Early on in the development process, whether through focus groups or interviews, it’s critical to talk to the people who will use your site or app. This includes people with disabilities. Understanding their perspectives and challenges and designing for them will result in a more usable product for everyone.

Also, hire people with disabilities in your organization. Their diverse needs and backgrounds will help build empathy in the organization and get direct access to the users who are the de-facto subject matter experts in assistive technology and how to best make use of it.

Train your teams and implement

Most likely, your development and design teams are utilizing templates and frameworks that offer some built-in accessibility features, such as ARIA (Accessible Rich Internet Applications) tags. But your design may still exclude a large part of your audience.

Subjective design decisions, such as small font sizes or dense blocks of content, may deter “abled” people  from engaging with your product or service, because not all disabilities are permanent. For example, an “abled” customer who misplaced her glasses is as visually challenged as a legally blind person. Once designers and developers embrace the concept that accommodating disabilities benefits everyone, they will make better decisions and produce more inclusive products and services.

Test, fix, enhance

Once you’ve implemented your accessibility strategy across your channels, it’s critical to test it.

Testing your compliance with WCAG accessibility standards is simple, and in some cases, free. Online tools that scrape websites and analyze code and content will catch basic compliance violations (poor color contrast, small fonts, missing ARIA tags). But what about accessibility issues that automated tests can’t catch, such as language, comprehension or adverse visual effects that might trigger seizures?

To ensure your product or service is as inclusive as possible, incorporate people with disabilities into your user acceptance testing process. Engage with disabled users via focus groups and surveys.

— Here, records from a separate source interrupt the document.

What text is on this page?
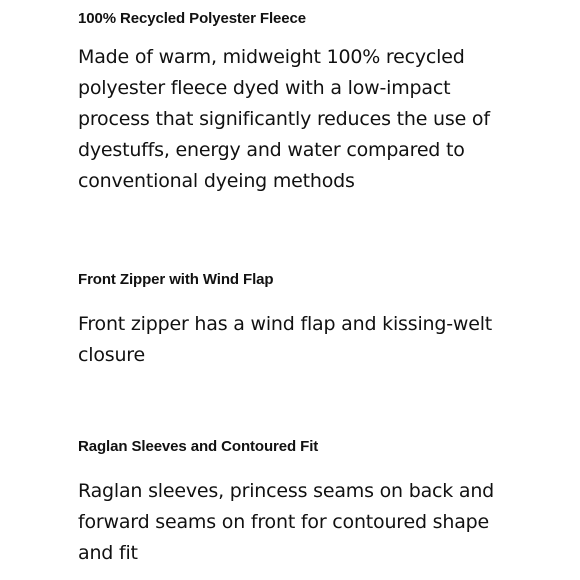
100% Recycled Polyester Fleece

Made of warm, midweight 100% recycled polyester fleece dyed with a low-impact process that significantly reduces the use of dyestuffs, energy and water compared to conventional dyeing methods

Front Zipper with Wind Flap

Front zipper has a wind flap and kissing-welt closure

Raglan Sleeves and Contoured Fit

Raglan sleeves, princess seams on back and forward seams on front for contoured shape and fit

Ideally, these activities would occur pre-launch.

Post-launch, perform an accessibility audit utilizing a third-party firm that specializes in accessibility compliance. A once-a-year, professional audit will not only keep you up to date with  advances in accessibility standards and compliance mandates, it will also help with lawsuits. Also, train in-house staff to perform basic, more periodic audits that catch common issues not covered by automated tools.

If the automated and hands-on testing identify compliance violations, work to fix the issues as soon as possible. If the violation could potentially result in a class-action lawsuit, be vocal about your intent to fix the situation, then do it right.

Following this plan will not only ensure that your finished project is compliant, but the plan will also hold team members accountable every step of the way. And remember to revisit your checklist as technologies evolve.